Als de rechter op de terechtzitting nog moet nagaan of de deskundige wel voldoende gekwalificeerd is, is dat ? zoals ik tijdens het debat reeds aangaf – betrekkelijk laat in de procedure. Meestal heeft de deskundige al gerapporteerd en is zijn geschiktheid al door de rechter-commissaris of de officier van justitie beoordeeld, terwijl aan de verdediging de kans is geboden aanvullend onderzoek of tegenonderzoek te verzoeken. Voor zover de heer De Wit wijst op de praktijk in het buitenland, merk ik op dat vooral in het Angelsaksische adversaire stelsel, waarbij ook vaak sprake is van partijdeskundigen, ter zitting veelal indringend wordt ingegaan op de kwalificaties en de achtergrond van de deskundige. Dit valt in het licht van de praktijk van «cross-examination» goed te plaatsen, maar kan niet zonder meer worden overgeplant in een ander rechtsstelsel met zijn eigen innerlijke consistentie. Terecht wees de heer Teeven op reeds bestaande zittingsvoorschriften die het amendement overbodig maken.

Voor het overige beschikt de rechter op de terechtzitting niet over gegevens aan de hand waarvan hij de door de deskundige opgegeven kwalificaties kan toetsen. Dit leidt weer tot aanhouding en verlenging van de doorlooptijden.

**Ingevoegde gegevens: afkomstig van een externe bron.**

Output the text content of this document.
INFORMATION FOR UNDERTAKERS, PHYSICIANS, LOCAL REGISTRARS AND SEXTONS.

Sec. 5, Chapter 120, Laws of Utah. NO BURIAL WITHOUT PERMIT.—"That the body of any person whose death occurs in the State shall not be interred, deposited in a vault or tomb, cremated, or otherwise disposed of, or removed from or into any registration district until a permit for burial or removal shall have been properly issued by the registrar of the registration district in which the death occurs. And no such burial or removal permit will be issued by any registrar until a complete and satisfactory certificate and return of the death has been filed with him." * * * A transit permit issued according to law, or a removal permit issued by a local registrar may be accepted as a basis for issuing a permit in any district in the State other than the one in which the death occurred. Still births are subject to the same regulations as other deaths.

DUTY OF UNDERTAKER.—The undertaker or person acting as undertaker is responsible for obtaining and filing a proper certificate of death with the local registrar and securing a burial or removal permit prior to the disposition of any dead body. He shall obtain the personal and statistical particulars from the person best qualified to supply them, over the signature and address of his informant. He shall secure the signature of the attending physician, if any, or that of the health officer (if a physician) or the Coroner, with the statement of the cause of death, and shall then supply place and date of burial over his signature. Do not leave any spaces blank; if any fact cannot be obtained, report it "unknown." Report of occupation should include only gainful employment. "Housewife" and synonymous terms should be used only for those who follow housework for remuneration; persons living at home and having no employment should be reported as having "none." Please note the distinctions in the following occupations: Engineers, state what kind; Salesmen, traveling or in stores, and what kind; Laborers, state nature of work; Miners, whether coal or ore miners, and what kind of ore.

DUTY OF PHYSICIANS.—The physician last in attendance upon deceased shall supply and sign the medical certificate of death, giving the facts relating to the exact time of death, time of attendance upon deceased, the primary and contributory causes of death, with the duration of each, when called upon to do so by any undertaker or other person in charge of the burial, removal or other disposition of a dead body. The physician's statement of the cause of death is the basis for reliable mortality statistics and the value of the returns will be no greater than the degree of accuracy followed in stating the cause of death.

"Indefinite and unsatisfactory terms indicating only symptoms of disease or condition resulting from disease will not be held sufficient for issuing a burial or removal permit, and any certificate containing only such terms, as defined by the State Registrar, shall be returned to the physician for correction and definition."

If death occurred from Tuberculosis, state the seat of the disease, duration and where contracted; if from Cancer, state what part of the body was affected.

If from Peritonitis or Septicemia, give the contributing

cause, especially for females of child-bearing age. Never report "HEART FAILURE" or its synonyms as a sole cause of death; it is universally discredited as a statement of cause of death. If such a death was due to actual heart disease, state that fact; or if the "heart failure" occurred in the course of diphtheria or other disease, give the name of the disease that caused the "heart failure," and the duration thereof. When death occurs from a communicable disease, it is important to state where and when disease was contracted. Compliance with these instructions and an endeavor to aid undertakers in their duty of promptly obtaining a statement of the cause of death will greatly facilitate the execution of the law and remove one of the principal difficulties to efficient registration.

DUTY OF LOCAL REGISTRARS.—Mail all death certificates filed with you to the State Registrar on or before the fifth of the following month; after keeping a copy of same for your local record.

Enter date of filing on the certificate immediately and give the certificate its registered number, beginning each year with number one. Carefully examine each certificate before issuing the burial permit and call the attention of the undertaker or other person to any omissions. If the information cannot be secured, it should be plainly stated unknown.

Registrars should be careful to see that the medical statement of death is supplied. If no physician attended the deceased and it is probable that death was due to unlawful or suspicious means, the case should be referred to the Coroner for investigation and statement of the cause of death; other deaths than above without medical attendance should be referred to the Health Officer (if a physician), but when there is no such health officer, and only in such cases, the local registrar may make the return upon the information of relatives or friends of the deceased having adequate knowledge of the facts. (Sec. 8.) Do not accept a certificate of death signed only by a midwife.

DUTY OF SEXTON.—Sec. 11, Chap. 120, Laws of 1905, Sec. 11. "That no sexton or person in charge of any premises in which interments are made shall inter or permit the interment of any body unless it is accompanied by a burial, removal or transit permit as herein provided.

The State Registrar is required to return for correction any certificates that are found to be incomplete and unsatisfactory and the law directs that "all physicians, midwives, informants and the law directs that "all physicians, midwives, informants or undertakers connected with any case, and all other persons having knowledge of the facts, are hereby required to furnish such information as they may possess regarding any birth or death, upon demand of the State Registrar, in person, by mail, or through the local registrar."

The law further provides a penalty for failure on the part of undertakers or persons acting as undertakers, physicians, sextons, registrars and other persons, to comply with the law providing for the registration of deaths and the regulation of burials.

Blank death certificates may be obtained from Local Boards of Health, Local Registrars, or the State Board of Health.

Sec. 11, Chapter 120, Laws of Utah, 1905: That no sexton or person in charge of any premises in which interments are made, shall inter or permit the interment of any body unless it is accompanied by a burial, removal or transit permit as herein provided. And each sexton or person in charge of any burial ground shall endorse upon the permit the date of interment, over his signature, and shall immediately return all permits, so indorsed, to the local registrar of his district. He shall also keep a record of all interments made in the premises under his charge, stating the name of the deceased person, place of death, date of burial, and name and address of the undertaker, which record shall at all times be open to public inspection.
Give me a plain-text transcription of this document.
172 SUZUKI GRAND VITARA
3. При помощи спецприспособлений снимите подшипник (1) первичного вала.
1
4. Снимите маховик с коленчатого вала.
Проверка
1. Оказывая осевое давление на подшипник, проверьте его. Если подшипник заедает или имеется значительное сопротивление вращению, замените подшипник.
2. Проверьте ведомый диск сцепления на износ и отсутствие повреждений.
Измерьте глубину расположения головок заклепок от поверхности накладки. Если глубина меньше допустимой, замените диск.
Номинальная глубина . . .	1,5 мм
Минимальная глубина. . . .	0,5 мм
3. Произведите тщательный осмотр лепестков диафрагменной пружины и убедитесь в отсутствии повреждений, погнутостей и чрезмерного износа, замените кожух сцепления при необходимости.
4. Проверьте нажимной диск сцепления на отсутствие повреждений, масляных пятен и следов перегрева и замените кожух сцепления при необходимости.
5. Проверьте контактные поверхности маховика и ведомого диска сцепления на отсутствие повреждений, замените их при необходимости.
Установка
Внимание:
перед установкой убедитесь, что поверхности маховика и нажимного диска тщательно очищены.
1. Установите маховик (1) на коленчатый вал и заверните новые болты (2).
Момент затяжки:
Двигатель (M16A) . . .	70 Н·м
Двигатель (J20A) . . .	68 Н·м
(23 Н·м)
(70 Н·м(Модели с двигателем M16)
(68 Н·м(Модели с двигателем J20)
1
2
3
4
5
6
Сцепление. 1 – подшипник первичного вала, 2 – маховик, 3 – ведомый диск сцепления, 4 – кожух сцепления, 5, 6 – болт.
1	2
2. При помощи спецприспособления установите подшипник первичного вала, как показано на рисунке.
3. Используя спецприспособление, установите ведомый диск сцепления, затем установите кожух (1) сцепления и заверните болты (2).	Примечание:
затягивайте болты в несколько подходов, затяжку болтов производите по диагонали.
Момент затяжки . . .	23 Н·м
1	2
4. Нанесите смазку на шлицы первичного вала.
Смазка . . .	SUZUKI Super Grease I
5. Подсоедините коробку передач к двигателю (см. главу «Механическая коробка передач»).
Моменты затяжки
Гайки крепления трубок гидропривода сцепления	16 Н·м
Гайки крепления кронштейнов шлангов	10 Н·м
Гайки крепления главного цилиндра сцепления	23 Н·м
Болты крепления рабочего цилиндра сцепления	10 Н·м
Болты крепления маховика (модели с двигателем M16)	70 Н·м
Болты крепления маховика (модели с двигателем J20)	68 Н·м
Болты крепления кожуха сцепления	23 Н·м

Ik meen met verwijzing naar het bovenstaande en naar hetgeen ik in eerste termijn heb opgemerkt dat dit amendement niet tot verbetering van het wetsvoorstel zal leiden en om die reden onwenselijk is.

Positie NFI

Rol NFI in relatie tot de tegendeskundige

De heer De Wit vroeg zich af of het NFI wel echt onpartijdig kan zijn als het vanaf het eerste moment bij de opsporing betrokken is.

In het algemeen wordt het onderzoek op de plaats van het delict, zoals het veiligstellen van sporen, door de politie uitgevoerd; dit behoort tot het reguliere opsporingsonderzoek. Niettemin is het in sommige gevallen noodzakelijk dat ter plaatse gebruik wordt gemaakt van personen die in het bezit zijn van gespecialiseerde kennis, zoals forensische archeologie, bijvoorbeeld ten behoeve van opgravingen. De politie beschikt zelf vaak reeds over zeer veel specialistische kennis bij de opsporing, zoals kennis omtrent vuurwapens, explosieven en synthetische drugs. Ook het NFI verricht op verzoek van de politie onderzoek dat direct ten behoeve van de opsporing is, zonder dat daarbij sprake is van deskundigenonderzoek in de strikte zin van de onderhavige wettelijke regeling. Zo verleent het NFI bijstand aan forensische opsporing op de plaats van het delict, waarbij het veelal gaat om onderzoek naar sporen, vezels e.d. In het kader van het programma versterking opsporing en vervolging zijn de bestaande forensisch-technische normen (FT-normen) doorgelicht op validiteit in het licht van recente inzichten en ontwikkelingen. Daarnaast zijn nieuwe FT-normen ontwikkeld en ingevoerd voor het vervoeren en bewaren van stoffelijke overschotten, het vastleggen van secties, het inschakelen van forensisch geneeskundigen, de lijkschouwing en de letselbeschrijving en de opslag en het beheer van sporendragers. De ontwikkeling van een landelijk spoorvolgsysteem is in de fase van afronding. Voorts zijn er zeven front-offices geopend onder de naam van «Forensische Samenwerking in de Opsporing».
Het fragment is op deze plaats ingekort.